Since this spring, the issue has resulted in numerous discussions among neighbors and officials from the city, its police department and Bates College security. The Police Department has amended policies and the City Council is weighing potential ordinance changes that could affect parking and where “lodging houses” that accommodate students are permitted. 

Steidel and Menice say the college expects students living off-campus to act respectfully, and the letter reminded students of its policies and student conduct system. 

“Unfortunately, in the past, not all students have met these expectations, causing late-night disturbances for our neighbors and other quality-of-life concerns, such as finding trash or vomit in their yard the day after a party at a student-leased residence,” the message said. “Last year, a heightened level of discontent was expressed by some members of the community about the behavior of some of our students.” 

The letter also goes on to give students fair warning that the Police Department may react to disturbances differently than it has in the past. 

“The Chief of Police delivered a clear message that students should expect a more visible presence of officers in the neighborhoods surrounding our campus,” the letter said. “Students living off campus should also expect additional follow-up from officers should issues arise from events at their residence.” 

During meetings this year, questions have swirled over what authority Bates security has when responding to a party or parking infractions. 

In the past, residents were advised to call campus security whenever they had complaints about parties. Police will now invite those residents to call them directly. The department will give out required warnings for disorderly behavior on the first visit, but, if they have to go back, arrests could be made. 
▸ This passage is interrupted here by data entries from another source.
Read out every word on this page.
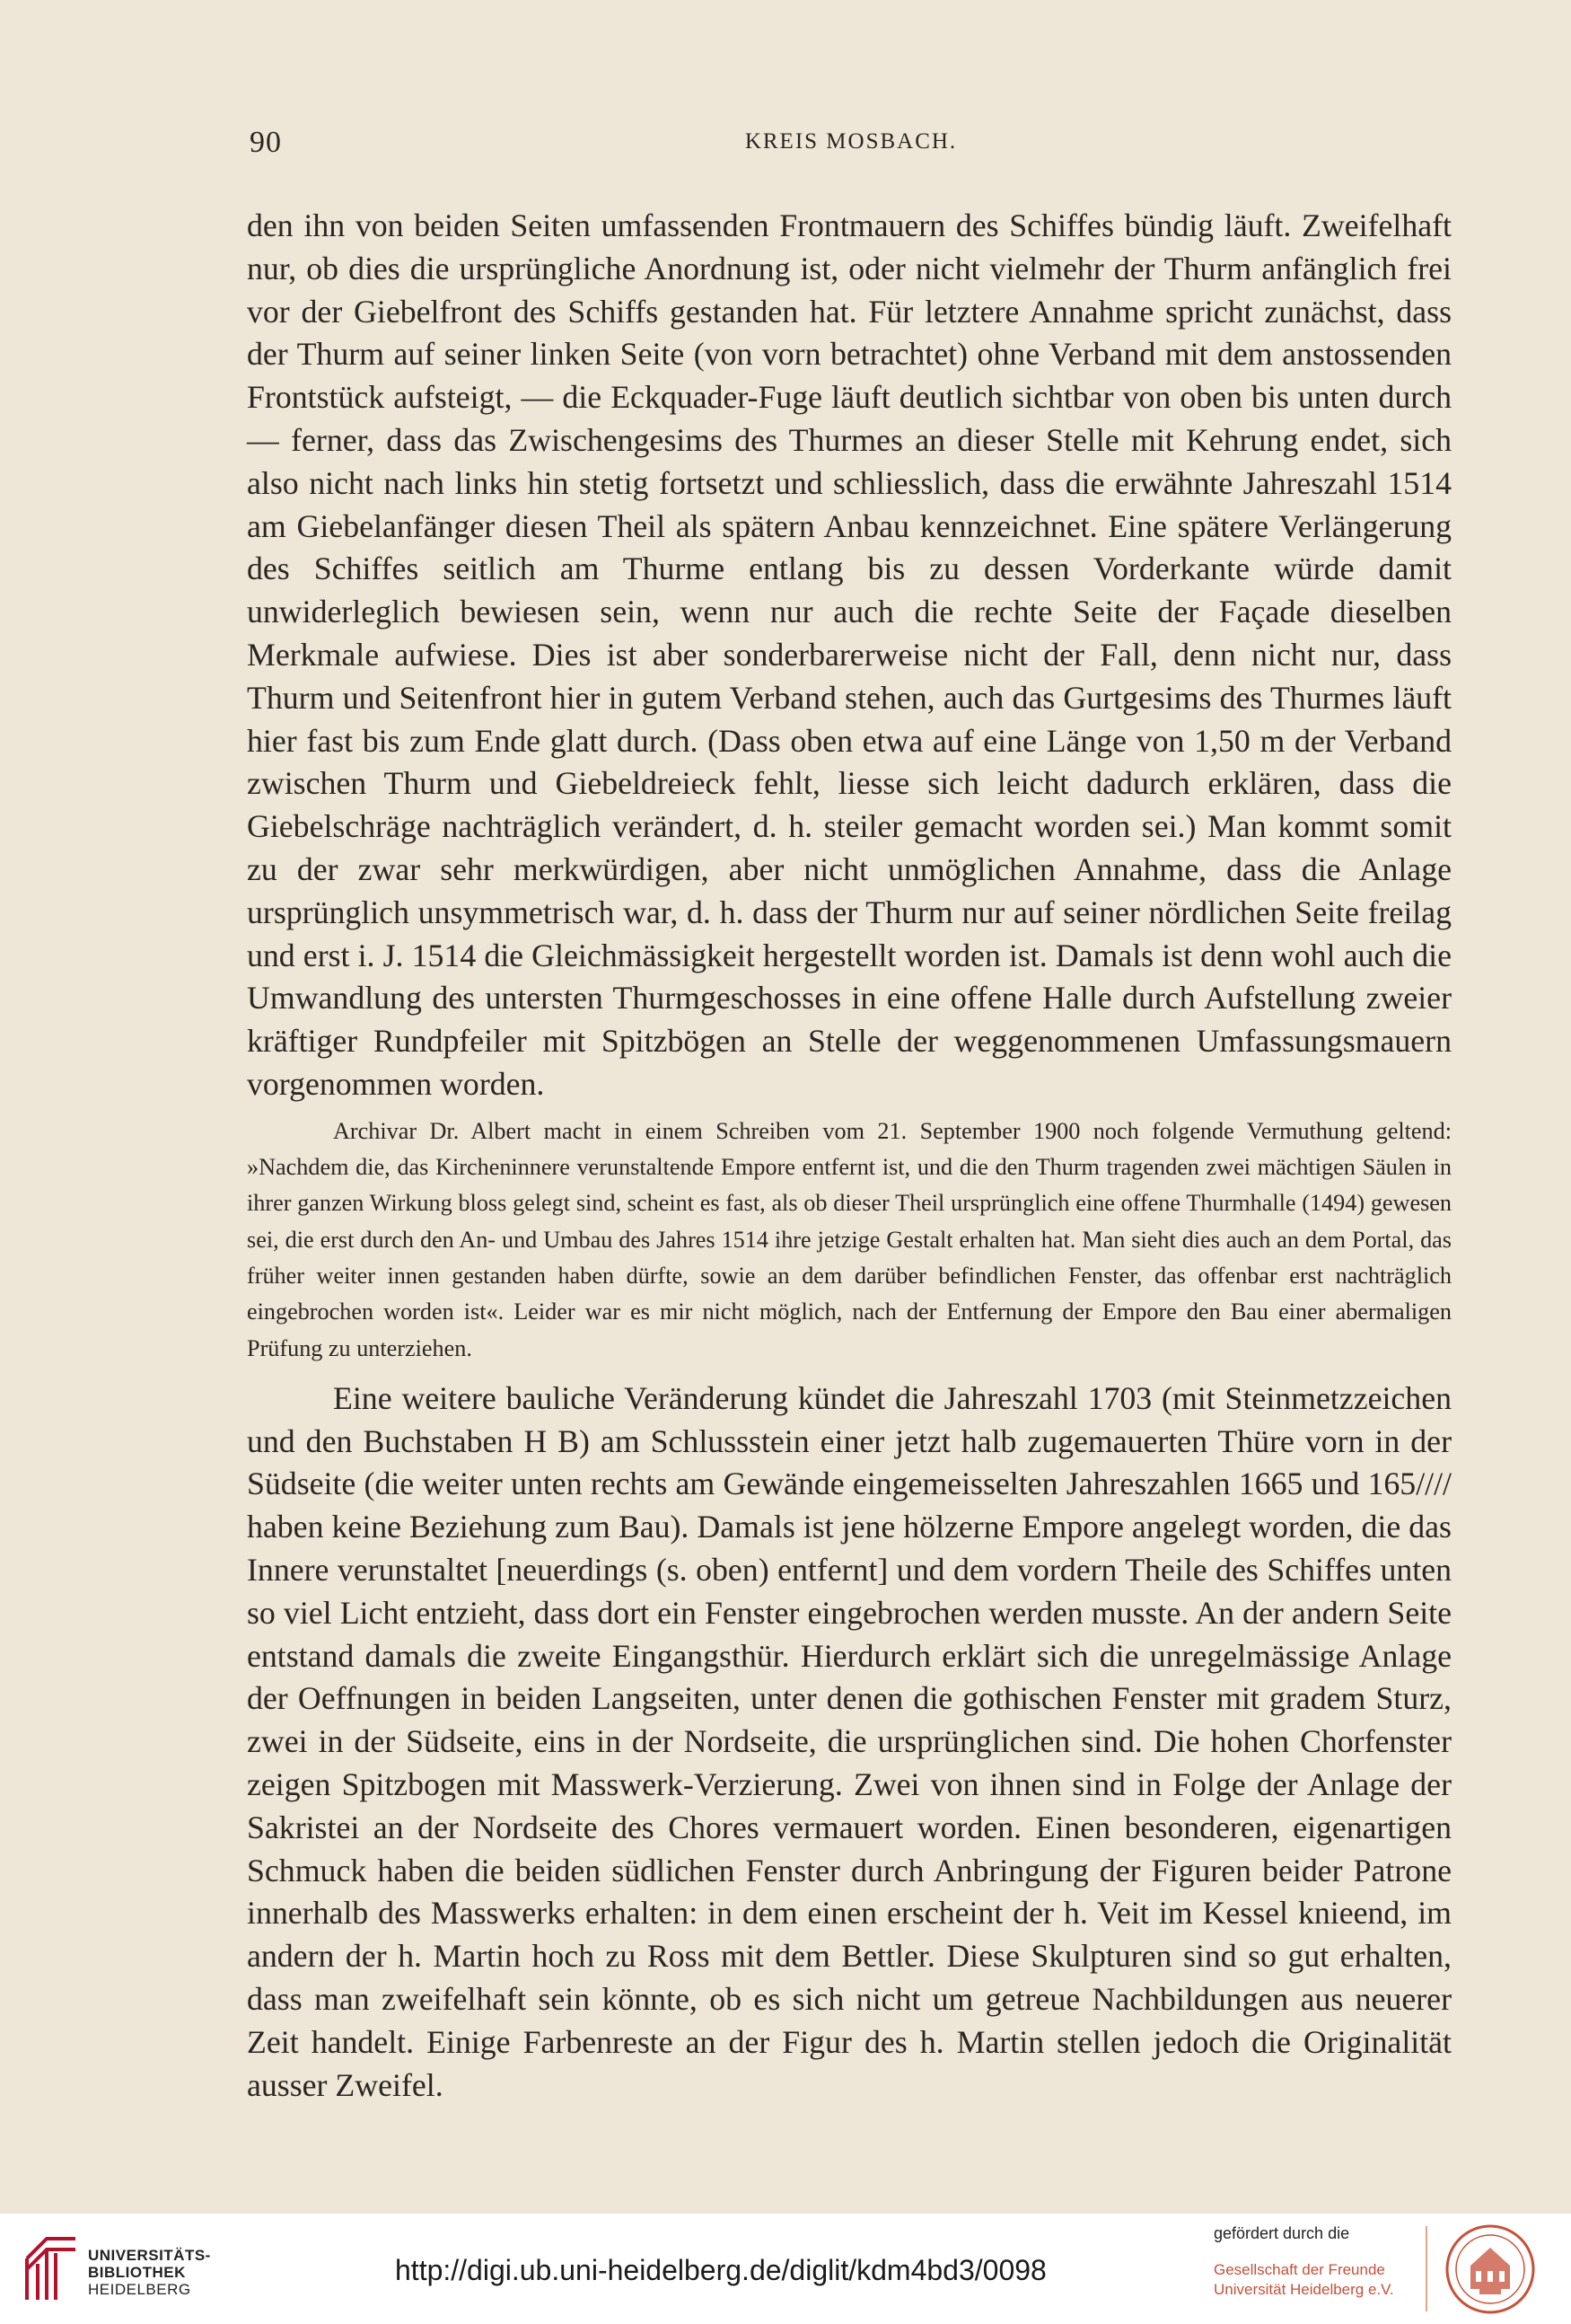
90	KREIS MOSBACH.

den ihn von beiden Seiten umfassenden Frontmauern des Schiffes bündig läuft. Zweifelhaft nur, ob dies die ursprüngliche Anordnung ist, oder nicht vielmehr der Thurm anfänglich frei vor der Giebelfront des Schiffs gestanden hat. Für letztere Annahme spricht zunächst, dass der Thurm auf seiner linken Seite (von vorn betrachtet) ohne Verband mit dem anstossenden Frontstück aufsteigt, — die Eckquader-Fuge läuft deutlich sichtbar von oben bis unten durch — ferner, dass das Zwischengesims des Thurmes an dieser Stelle mit Kehrung endet, sich also nicht nach links hin stetig fortsetzt und schliesslich, dass die erwähnte Jahreszahl 1514 am Giebelanfänger diesen Theil als spätern Anbau kennzeichnet. Eine spätere Verlängerung des Schiffes seitlich am Thurme entlang bis zu dessen Vorderkante würde damit unwiderleglich bewiesen sein, wenn nur auch die rechte Seite der Façade dieselben Merkmale aufwiese. Dies ist aber sonderbarerweise nicht der Fall, denn nicht nur, dass Thurm und Seitenfront hier in gutem Verband stehen, auch das Gurtgesims des Thurmes läuft hier fast bis zum Ende glatt durch. (Dass oben etwa auf eine Länge von 1,50 m der Verband zwischen Thurm und Giebeldreieck fehlt, liesse sich leicht dadurch erklären, dass die Giebelschräge nachträglich verändert, d. h. steiler gemacht worden sei.) Man kommt somit zu der zwar sehr merkwürdigen, aber nicht unmöglichen Annahme, dass die Anlage ursprünglich unsymmetrisch war, d. h. dass der Thurm nur auf seiner nördlichen Seite freilag und erst i. J. 1514 die Gleichmässigkeit hergestellt worden ist. Damals ist denn wohl auch die Umwandlung des untersten Thurmgeschosses in eine offene Halle durch Aufstellung zweier kräftiger Rundpfeiler mit Spitzbögen an Stelle der weggenommenen Umfassungsmauern vorgenommen worden.

Archivar Dr. Albert macht in einem Schreiben vom 21. September 1900 noch folgende Vermuthung geltend: »Nachdem die, das Kircheninnere verunstaltende Empore entfernt ist, und die den Thurm tragenden zwei mächtigen Säulen in ihrer ganzen Wirkung bloss gelegt sind, scheint es fast, als ob dieser Theil ursprünglich eine offene Thurmhalle (1494) gewesen sei, die erst durch den An- und Umbau des Jahres 1514 ihre jetzige Gestalt erhalten hat. Man sieht dies auch an dem Portal, das früher weiter innen gestanden haben dürfte, sowie an dem darüber befindlichen Fenster, das offenbar erst nachträglich eingebrochen worden ist«. Leider war es mir nicht möglich, nach der Entfernung der Empore den Bau einer abermaligen Prüfung zu unterziehen.

Eine weitere bauliche Veränderung kündet die Jahreszahl 1703 (mit Steinmetzzeichen und den Buchstaben H B) am Schlussstein einer jetzt halb zugemauerten Thüre vorn in der Südseite (die weiter unten rechts am Gewände eingemeisselten Jahreszahlen 1665 und 165//// haben keine Beziehung zum Bau). Damals ist jene hölzerne Empore angelegt worden, die das Innere verunstaltet [neuerdings (s. oben) entfernt] und dem vordern Theile des Schiffes unten so viel Licht entzieht, dass dort ein Fenster eingebrochen werden musste. An der andern Seite entstand damals die zweite Eingangsthür. Hierdurch erklärt sich die unregelmässige Anlage der Oeffnungen in beiden Langseiten, unter denen die gothischen Fenster mit gradem Sturz, zwei in der Südseite, eins in der Nordseite, die ursprünglichen sind. Die hohen Chorfenster zeigen Spitzbogen mit Masswerk-Verzierung. Zwei von ihnen sind in Folge der Anlage der Sakristei an der Nordseite des Chores vermauert worden. Einen besonderen, eigenartigen Schmuck haben die beiden südlichen Fenster durch Anbringung der Figuren beider Patrone innerhalb des Masswerks erhalten: in dem einen erscheint der h. Veit im Kessel knieend, im andern der h. Martin hoch zu Ross mit dem Bettler. Diese Skulpturen sind so gut erhalten, dass man zweifelhaft sein könnte, ob es sich nicht um getreue Nachbildungen aus neuerer Zeit handelt. Einige Farbenreste an der Figur des h. Martin stellen jedoch die Originalität ausser Zweifel.

UNIVERSITÄTS-
BIBLIOTHEK
HEIDELBERG
http://digi.ub.uni-heidelberg.de/diglit/kdm4bd3/0098
gefördert durch die
Gesellschaft der Freunde
Universität Heidelberg e.V.
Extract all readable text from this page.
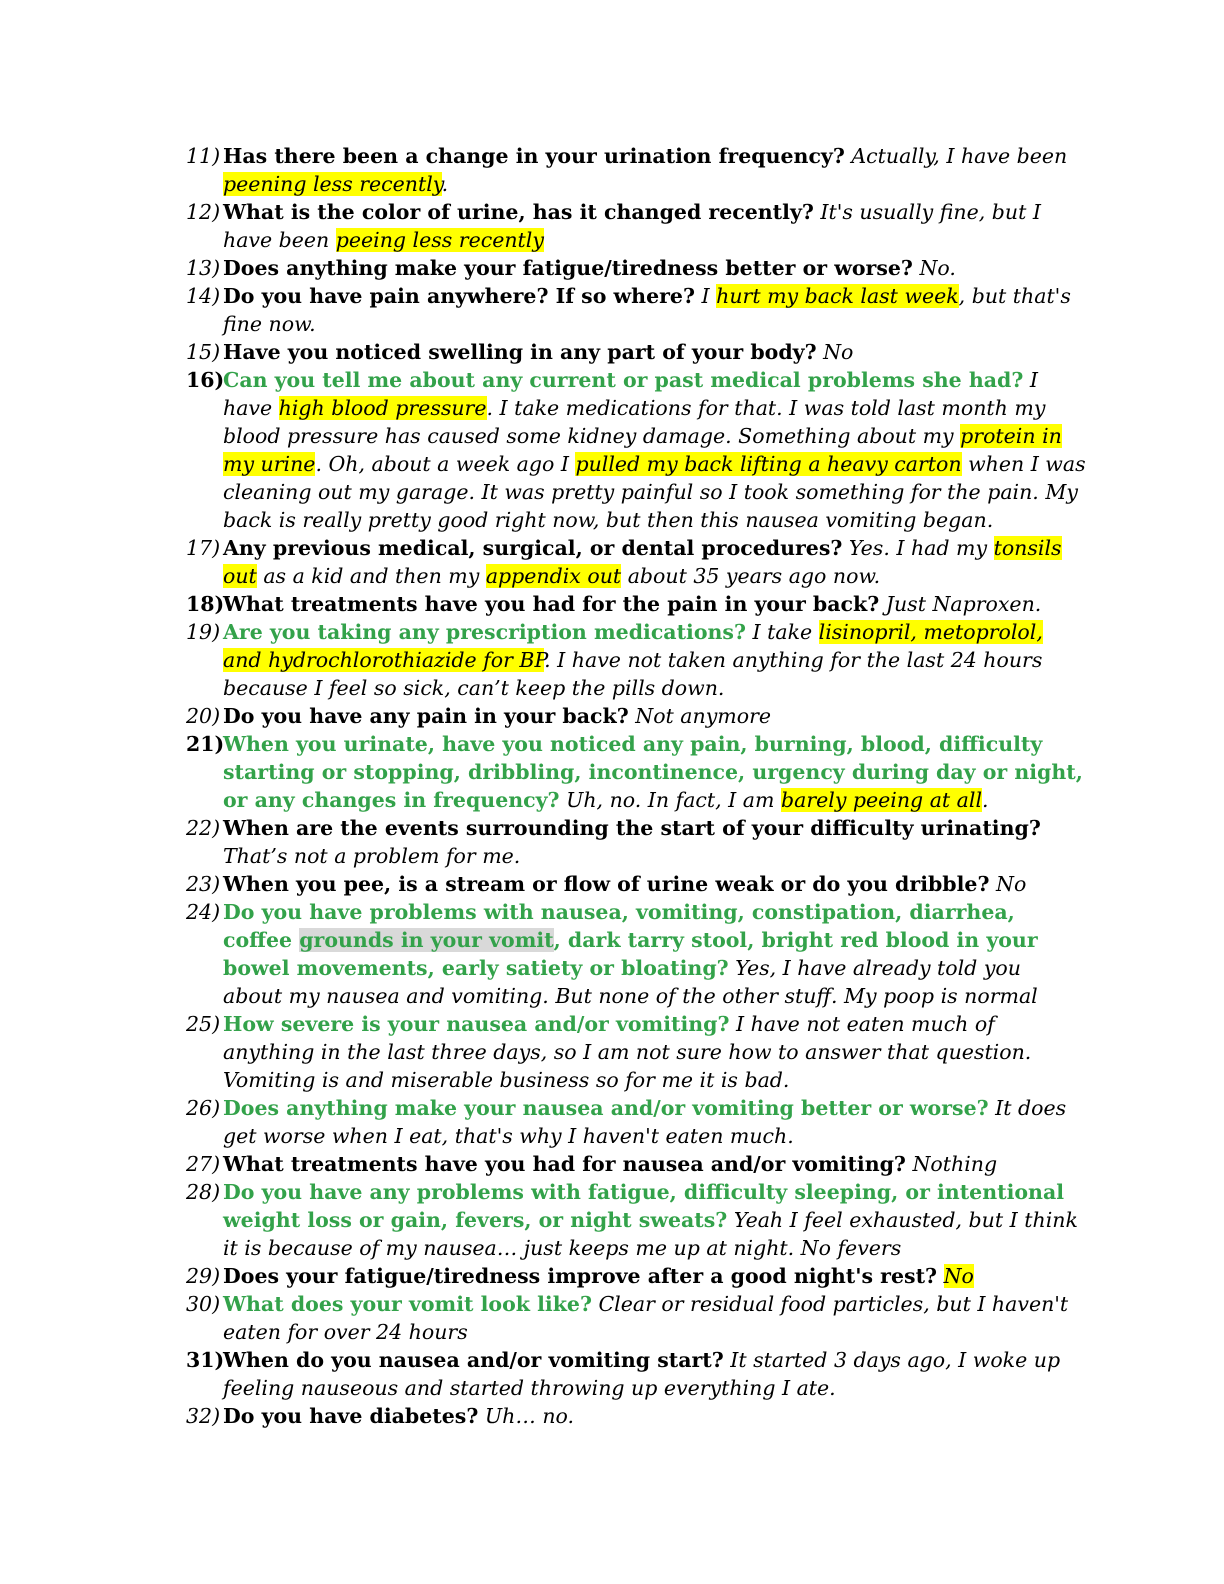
11) Has there been a change in your urination frequency? Actually, I have been peening less recently.
12) What is the color of urine, has it changed recently? It's usually fine, but I have been peeing less recently
13) Does anything make your fatigue/tiredness better or worse? No.
14) Do you have pain anywhere? If so where? I hurt my back last week, but that's fine now.
15) Have you noticed swelling in any part of your body? No
16)
Can you tell me about any current or past medical problems she had? I have high blood pressure. I take medications for that. I was told last month my blood pressure has caused some kidney damage. Something about my protein in my urine. Oh, about a week ago I pulled my back lifting a heavy carton when I was cleaning out my garage. It was pretty painful so I took something for the pain. My back is really pretty good right now, but then this nausea vomiting began.
17) Any previous medical, surgical, or dental procedures? Yes. I had my tonsils out as a kid and then my appendix out about 35 years ago now.
18)
What treatments have you had for the pain in your back? Just Naproxen.
19) Are you taking any prescription medications? I take lisinopril, metoprolol, and hydrochlorothiazide for BP. I have not taken anything for the last 24 hours because I feel so sick, can’t keep the pills down.
20) Do you have any pain in your back? Not anymore
21)
When you urinate, have you noticed any pain, burning, blood, difficulty starting or stopping, dribbling, incontinence, urgency during day or night, or any changes in frequency? Uh, no. In fact, I am barely peeing at all.
22) When are the events surrounding the start of your difficulty urinating? That’s not a problem for me.
23) When you pee, is a stream or flow of urine weak or do you dribble? No
24) Do you have problems with nausea, vomiting, constipation, diarrhea, coffee grounds in your vomit, dark tarry stool, bright red blood in your bowel movements, early satiety or bloating? Yes, I have already told you about my nausea and vomiting. But none of the other stuff. My poop is normal
25) How severe is your nausea and/or vomiting? I have not eaten much of anything in the last three days, so I am not sure how to answer that question. Vomiting is and miserable business so for me it is bad.
26) Does anything make your nausea and/or vomiting better or worse? It does get worse when I eat, that's why I haven't eaten much.
27) What treatments have you had for nausea and/or vomiting? Nothing
28) Do you have any problems with fatigue, difficulty sleeping, or intentional weight loss or gain, fevers, or night sweats? Yeah I feel exhausted, but I think it is because of my nausea… just keeps me up at night. No fevers
29) Does your fatigue/tiredness improve after a good night's rest? No
30) What does your vomit look like? Clear or residual food particles, but I haven't eaten for over 24 hours
31)
When do you nausea and/or vomiting start? It started 3 days ago, I woke up feeling nauseous and started throwing up everything I ate.
32) Do you have diabetes? Uh… no.
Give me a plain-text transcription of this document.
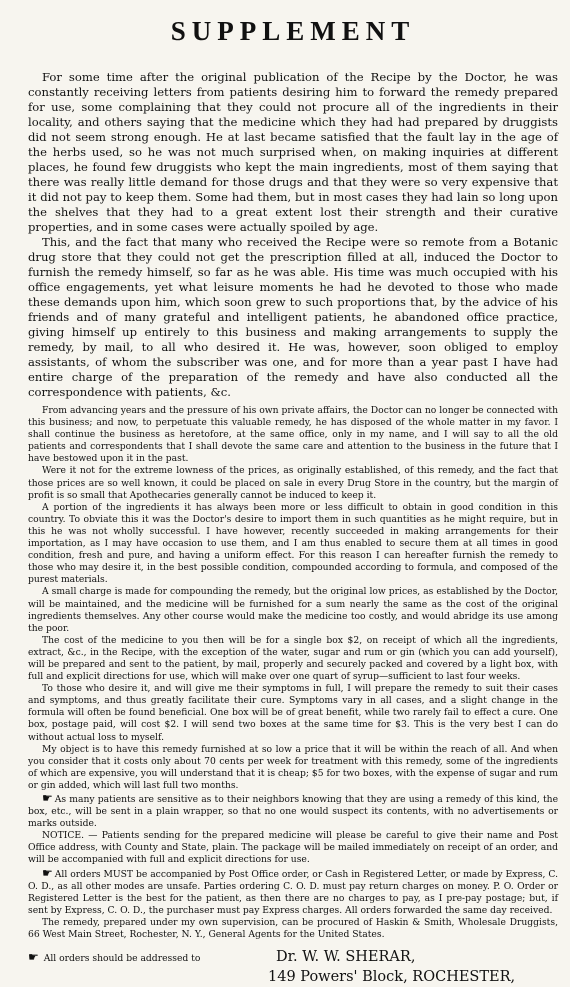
SUPPLEMENT

For some time after the original publication of the Recipe by the Doctor, he was constantly receiving letters from patients desiring him to forward the remedy prepared for use, some complaining that they could not procure all of the ingredients in their locality, and others saying that the medicine which they had had prepared by druggists did not seem strong enough. He at last became satisfied that the fault lay in the age of the herbs used, so he was not much surprised when, on making inquiries at different places, he found few druggists who kept the main ingredients, most of them saying that there was really little demand for those drugs and that they were so very expensive that it did not pay to keep them. Some had them, but in most cases they had lain so long upon the shelves that they had to a great extent lost their strength and their curative properties, and in some cases were actually spoiled by age.

This, and the fact that many who received the Recipe were so remote from a Botanic drug store that they could not get the prescription filled at all, induced the Doctor to furnish the remedy himself, so far as he was able. His time was much occupied with his office engagements, yet what leisure moments he had he devoted to those who made these demands upon him, which soon grew to such proportions that, by the advice of his friends and of many grateful and intelligent patients, he abandoned office practice, giving himself up entirely to this business and making arrangements to supply the remedy, by mail, to all who desired it. He was, however, soon obliged to employ assistants, of whom the subscriber was one, and for more than a year past I have had entire charge of the preparation of the remedy and have also conducted all the correspondence with patients, &c.

From advancing years and the pressure of his own private affairs, the Doctor can no longer be connected with this business; and now, to perpetuate this valuable remedy, he has disposed of the whole matter in my favor. I shall continue the business as heretofore, at the same office, only in my name, and I will say to all the old patients and correspondents that I shall devote the same care and attention to the business in the future that I have bestowed upon it in the past.

Were it not for the extreme lowness of the prices, as originally established, of this remedy, and the fact that those prices are so well known, it could be placed on sale in every Drug Store in the country, but the margin of profit is so small that Apothecaries generally cannot be induced to keep it.

A portion of the ingredients it has always been more or less difficult to obtain in good condition in this country. To obviate this it was the Doctor's desire to import them in such quantities as he might require, but in this he was not wholly successful. I have however, recently succeeded in making arrangements for their importation, as I may have occasion to use them, and I am thus enabled to secure them at all times in good condition, fresh and pure, and having a uniform effect. For this reason I can hereafter furnish the remedy to those who may desire it, in the best possible condition, compounded according to formula, and composed of the purest materials.

A small charge is made for compounding the remedy, but the original low prices, as established by the Doctor, will be maintained, and the medicine will be furnished for a sum nearly the same as the cost of the original ingredients themselves. Any other course would make the medicine too costly, and would abridge its use among the poor.

The cost of the medicine to you then will be for a single box $2, on receipt of which all the ingredients, extract, &c., in the Recipe, with the exception of the water, sugar and rum or gin (which you can add yourself), will be prepared and sent to the patient, by mail, properly and securely packed and covered by a light box, with full and explicit directions for use, which will make over one quart of syrup—sufficient to last four weeks.

To those who desire it, and will give me their symptoms in full, I will prepare the remedy to suit their cases and symptoms, and thus greatly facilitate their cure. Symptoms vary in all cases, and a slight change in the formula will often be found beneficial. One box will be of great benefit, while two rarely fail to effect a cure. One box, postage paid, will cost $2. I will send two boxes at the same time for $3. This is the very best I can do without actual loss to myself.

My object is to have this remedy furnished at so low a price that it will be within the reach of all. And when you consider that it costs only about 70 cents per week for treatment with this remedy, some of the ingredients of which are expensive, you will understand that it is cheap; $5 for two boxes, with the expense of sugar and rum or gin added, which will last full two months.

☛ As many patients are sensitive as to their neighbors knowing that they are using a remedy of this kind, the box, etc., will be sent in a plain wrapper, so that no one would suspect its contents, with no advertisements or marks outside.

NOTICE. — Patients sending for the prepared medicine will please be careful to give their name and Post Office address, with County and State, plain. The package will be mailed immediately on receipt of an order, and will be accompanied with full and explicit directions for use.

☛ All orders MUST be accompanied by Post Office order, or Cash in Registered Letter, or made by Express, C. O. D., as all other modes are unsafe. Parties ordering C. O. D. must pay return charges on money. P. O. Order or Registered Letter is the best for the patient, as then there are no charges to pay, as I pre-pay postage; but, if sent by Express, C. O. D., the purchaser must pay Express charges. All orders forwarded the same day received.

The remedy, prepared under my own supervision, can be procured of Haskin & Smith, Wholesale Druggists, 66 West Main Street, Rochester, N. Y., General Agents for the United States.

☛ All orders should be addressed to	Dr. W. W. SHERAR,
149 Powers' Block, ROCHESTER,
“If we can avoid that, I’d be all for it,” Police Chief Brian O’Malley said during a meeting in July. 

Police officials are also planning to meet with students and student groups before the coming school year to let them know that police are serious about maintaining order at the college. The city will also attempt to keep better records of which properties are a recurring problem. 

In the message to students, officials said the college will also concentrate on expanding late-night or weekend events, hoping that more social opportunities and 21-plus events could cut down on off-campus parties. 

Asked Monday about the reaction to the email, Steidel said he hadn’t received any responses from returning students.

“Students just might not be plugging into Bates news until they get back,” he said.

While freshmen orientation occurred Monday, classes for the fall semester don’t begin until Wednesday, Sept. 6. 

Each year, at the start of the fall semester, the college hosts a meeting with all students living off-campus. Sean Findlen, chief communications officer for Bates College, said two sessions are scheduled to meet with students next week.

Findlen added in an email, “As always, Bates continues to work closely with city officials to address these concerns.” 

At a previous City Council meeting on Aug. 15, Geoffrey Swift, Bates College vice president for finance and administration and treasurer, told the council that the letter would be distributed to each student living off-campus.

Mayor Bob Macdonald said the city requested the letter be sent.

Swift said the number of students living off-campus will be roughly 130 this year, down from a high of 180 this past year. He acknowledged the issues in the neighborhood were “thorny,” and said the college knows “doing nothing is not an option.” 

Prior to a moratorium that was passed in February, and re-upped in July, landlords took advantage of the city’s lodging house ordinance, which allowed a number of students to live in one home if landlords met higher code standards. The moratorium prevents any new buildings to gain the license, but a number of buildings already are leased to students. 

Maura Murphy, a White Street resident who has been one of the most vocal neighbors about the party activity, said Monday that the street was still largely quiet — some students have moved in, but the activity will likely increase as the week continues. 

She’s hoping that the note sent to returning students, as well as the recent publicity surrounding the issue, will help as the new school year begins. 

“We’ll wait and see,” she said.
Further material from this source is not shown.